I have a dataset as follows:

Name	Elements
Cat	friend, friend, friend
Dog	friend, friend
Crow	friend
Cow	friend, domestic
Parrot	friend, friend, domestic, domestic
Rabbit	domestic

I have to remove all the rows containing only the occurrence of friend in element column. That is my final output should look like:

Name	Elements
Cow	friend, domestic
Parrot	friend, friend, domestic, domestic
Rabbit	domestic

I tried it by creating a list and then removing it using the following method, the code is as follows:

list = list(data["Elements"])
list[:] = [x for x in list if x != 'friend']

But using the above code only one instance, containing friend once i.e. Element corresponding to crow gets deleted and am unable to map the remaining data to the corresponding 'Name' Column.

How to remove all the instances of friend i.e. the elements corresponding to Cat, Dog and Crow. Also how would I be able to map the data to the corresponding 'Name' Column?

Any other methods?

Please guide.

CodePudding user response：

I am going to assume that there are possibly going to be more types of elements and possibly rows with no elements.

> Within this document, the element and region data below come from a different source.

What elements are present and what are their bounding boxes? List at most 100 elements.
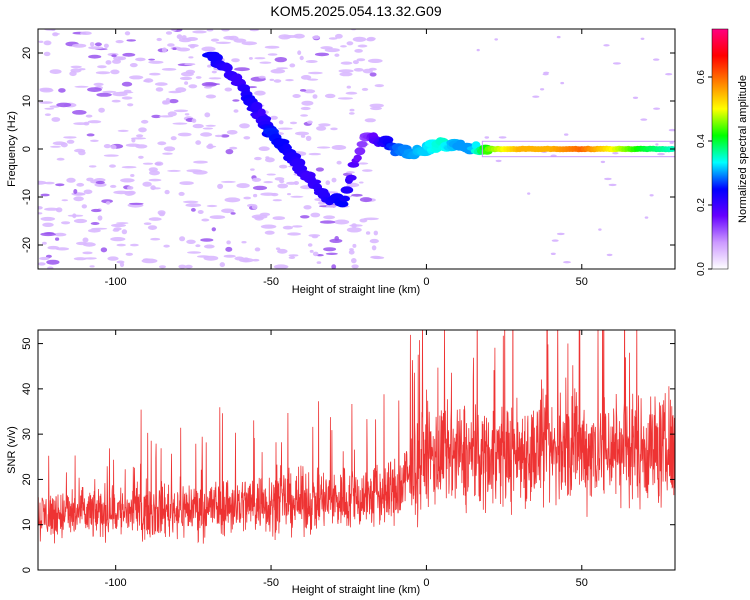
- noise-blob: [312, 251, 319, 257]
- noise-blob: [95, 180, 105, 185]
- noise-blob: [270, 68, 286, 74]
- noise-blob: [192, 123, 204, 129]
- ridge-point: [207, 53, 223, 63]
- noise-blob: [187, 251, 202, 254]
- noise-blob: [200, 238, 214, 242]
- colorbar-tick-label: 0.6: [696, 70, 707, 84]
- noise-blob: [40, 232, 56, 237]
- snr-x-ticks: -100 -50 0 50: [105, 330, 588, 589]
- noise-blob: [269, 78, 275, 81]
- noise-blob: [371, 245, 377, 251]
- noise-blob: [214, 134, 223, 138]
- noise-blob: [167, 169, 181, 172]
- noise-blob: [288, 256, 296, 259]
- colorbar-tick-label: 0.4: [696, 134, 707, 148]
- noise-blob: [657, 152, 665, 156]
- noise-blob: [334, 219, 350, 225]
- noise-blob: [98, 107, 105, 113]
- noise-blob: [362, 68, 373, 74]
- noise-blob: [264, 230, 275, 235]
- noise-blob: [564, 133, 569, 136]
- noise-blob: [224, 87, 233, 92]
- noise-blob: [612, 62, 621, 65]
- noise-blob: [61, 221, 71, 225]
- noise-blob: [653, 107, 661, 110]
- noise-blob: [121, 229, 128, 235]
- noise-blob: [38, 40, 44, 43]
- noise-blob: [668, 128, 675, 132]
- ridge-point: [340, 186, 354, 194]
- noise-blob: [49, 145, 62, 148]
- noise-blob: [168, 99, 179, 104]
- noise-blob: [357, 162, 369, 165]
- noise-blob: [157, 141, 167, 146]
- noise-blob: [551, 239, 559, 242]
- noise-blob: [211, 70, 217, 74]
- noise-blob: [184, 113, 190, 116]
- noise-blob: [192, 30, 207, 34]
- noise-blob: [325, 204, 337, 208]
- noise-blob: [115, 40, 124, 44]
- noise-blob: [339, 72, 353, 77]
- colorbar-tick-label: 0.2: [696, 198, 707, 212]
- noise-blob: [38, 180, 47, 185]
- noise-blob: [277, 127, 293, 130]
- noise-blob: [161, 68, 177, 71]
- noise-blob: [124, 31, 131, 36]
- noise-blob: [55, 183, 65, 187]
- noise-blob: [200, 132, 213, 137]
- noise-blob: [58, 88, 66, 93]
- noise-blob: [356, 58, 366, 62]
- noise-blob: [556, 35, 561, 39]
- noise-blob: [225, 246, 233, 252]
- noise-blob: [495, 159, 502, 163]
- noise-blob: [363, 217, 379, 221]
- noise-blob: [110, 144, 117, 150]
- noise-blob: [300, 134, 306, 138]
- noise-blob: [207, 145, 217, 148]
- noise-blob: [279, 164, 288, 169]
- noise-blob: [305, 60, 318, 63]
- noise-blob: [176, 34, 183, 40]
- noise-blob: [117, 129, 129, 132]
- noise-blob: [359, 181, 364, 184]
- noise-blob: [155, 87, 164, 92]
- noise-blob: [185, 203, 202, 208]
- noise-blob: [74, 85, 89, 88]
- noise-blob: [277, 183, 289, 189]
- noise-blob: [154, 82, 168, 86]
- noise-blob: [53, 232, 67, 237]
- spectrogram-x-label: Height of straight line (km): [292, 284, 420, 296]
- noise-blob: [38, 262, 46, 266]
- noise-blob: [121, 81, 133, 87]
- noise-blob: [76, 182, 85, 187]
- spectrogram-y-ticks: -20 -10 0 10 20: [21, 47, 675, 253]
- noise-blob: [251, 204, 258, 210]
- noise-blob: [179, 76, 193, 81]
- noise-blob: [251, 177, 262, 182]
- noise-blob: [484, 136, 490, 139]
- noise-blob: [540, 88, 545, 91]
- noise-blob: [365, 231, 371, 235]
- noise-blob: [300, 215, 310, 219]
- noise-blob: [42, 222, 54, 227]
- figure-title: KOM5.2025.054.13.32.G09: [270, 3, 441, 19]
- noise-blob: [252, 258, 260, 262]
- noise-blob: [352, 243, 357, 248]
- noise-blob: [113, 190, 130, 195]
- noise-blob: [150, 237, 161, 241]
- noise-blob: [107, 256, 119, 261]
- noise-blob: [287, 232, 301, 236]
- noise-blob: [334, 53, 340, 57]
- noise-blob: [316, 261, 322, 264]
- noise-blob: [272, 216, 286, 221]
- y-tick-label: 50: [21, 337, 33, 349]
- noise-blob: [560, 81, 565, 85]
- noise-blob: [103, 43, 109, 48]
- noise-blob: [266, 173, 276, 176]
- noise-blob: [116, 222, 129, 225]
- noise-blob: [91, 208, 101, 213]
- noise-blob: [330, 127, 338, 131]
- noise-blob: [250, 168, 255, 171]
- noise-blob: [130, 137, 147, 140]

I am assuming that df['elements'] is a string (since you don't give a code example to see the formatting). The list will be [item.strip() for item in df['elements'].split(',')].

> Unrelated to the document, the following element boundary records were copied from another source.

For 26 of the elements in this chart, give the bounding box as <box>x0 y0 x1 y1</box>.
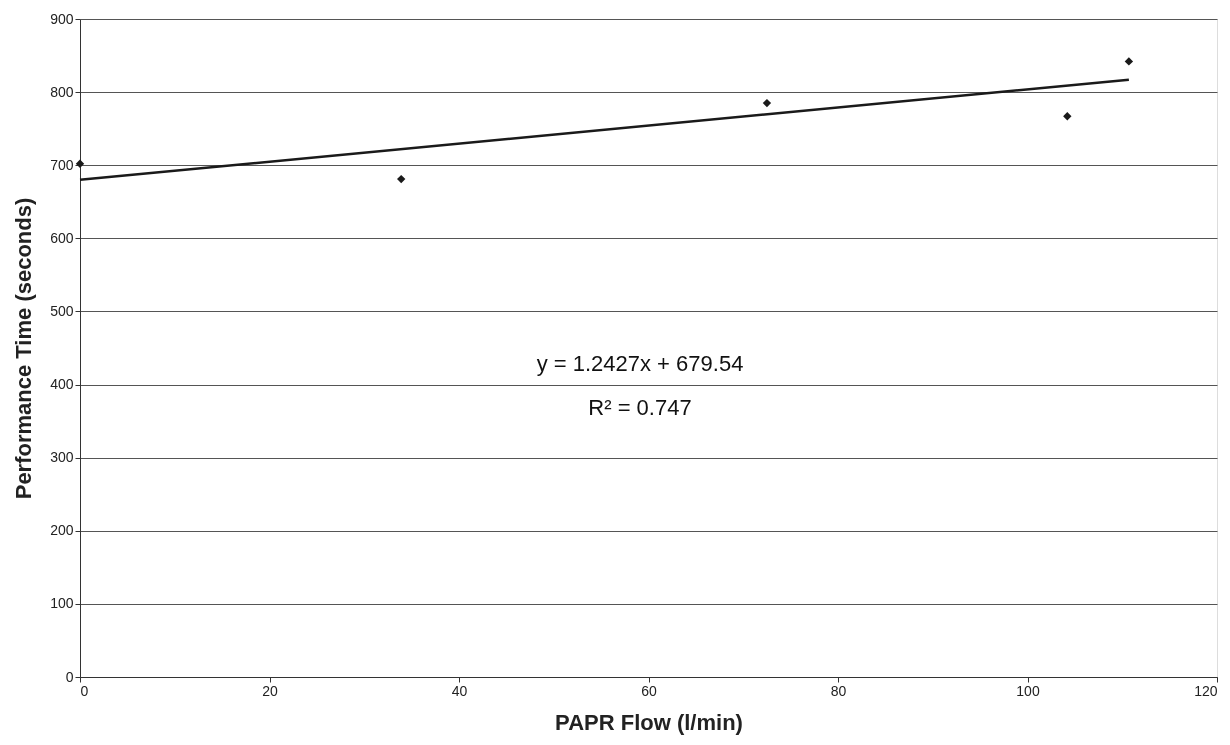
y-tick-label: 400 <box>50 376 74 393</box>
point <box>75 159 85 168</box>
y-tick-label: 100 <box>50 595 74 612</box>
x-tick-label: 20 <box>262 682 278 699</box>
annotation: R² = 0.747 <box>588 395 692 420</box>
y-tick-label: 600 <box>50 229 74 246</box>
annotation: y = 1.2427x + 679.54 <box>536 351 744 376</box>
x-tick-label: 40 <box>451 682 468 699</box>
x-tick-label: 120 <box>1194 682 1218 699</box>
y-tick-label: 200 <box>50 522 74 539</box>
y-axis-title: Performance Time (seconds) <box>11 197 37 500</box>
y-tick-label: 900 <box>50 10 74 27</box>
y-tick-label: 500 <box>50 302 74 319</box>
y-tick-label: 0 <box>65 668 74 685</box>
x-axis-title: PAPR Flow (l/min) <box>555 709 743 735</box>
x-tick-label: 60 <box>641 682 657 699</box>
point <box>762 98 772 108</box>
x-tick-label: 100 <box>1016 682 1040 699</box>
y-tick-label: 300 <box>50 449 74 466</box>
point <box>1063 112 1072 121</box>
x-tick-label: 0 <box>80 682 89 699</box>
y-tick-label: 800 <box>50 83 74 100</box>
point <box>397 174 406 184</box>
x-tick-label: 80 <box>830 682 847 699</box>
y-tick-label: 700 <box>50 156 74 173</box>
point <box>1124 57 1134 66</box>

I would then convert the list to a set and see if is {'friend'}

def make_set(s):
    return set([item.strip() for item in s.split(',')])
cond = df['elements'].apply(lambda s: make_set(s) != {'friend'})
df[cond]

CodePudding user response：

You could convert the list of elements to a set, which is a object that is similar to a list but can't have duplicates (among other features). replacing it with

list[:] = [x for x in list if set(x) != set('friend')]

In order to remove the corresponding name, it might be better to not use list comprehension and instead use a for loop, like so (Output in form of two lists)

for name, element in zip(data["Name"], data["Elements"]):
    if set(element.split(", ")) != set(["friend"]) and element != "friend":
         cleanList.append((name,element))

cleanList = list(zip(*cleanList))

print(cleanList)

CodePudding user response：

Try this:

ix = df['Elements'].str.split(r',\s*', regex=True).apply(set) != {'friend'}
newdf = df.loc[ix].reset_index(drop=True).copy()

>>> newdf
     Name                            Elements
0     Cow                    friend, domestic
1  Parrot  friend, friend, domestic, domestic
2  Rabbit                            domestic

Note: if you are using pandas < 1.4 (you shouldn't), then remove the regex=True argument:

ix = df['Elements'].str.split(r',\s*').apply(set) != {'friend'}

Explanations

The first part str.split(...) splits the text values in Elements into lists. We apply set to those lists to obtain sets. And then we make a mask ix where these sets are different than the singleton {'friend'}.

The second part selects according to that mask, resets the RangeIndex so that you get rows 0, 1, 2.... The final bit .copy() is to ensure that the newdf has its own data and is not merely a slice in the original. This helps if you are going to modify it further.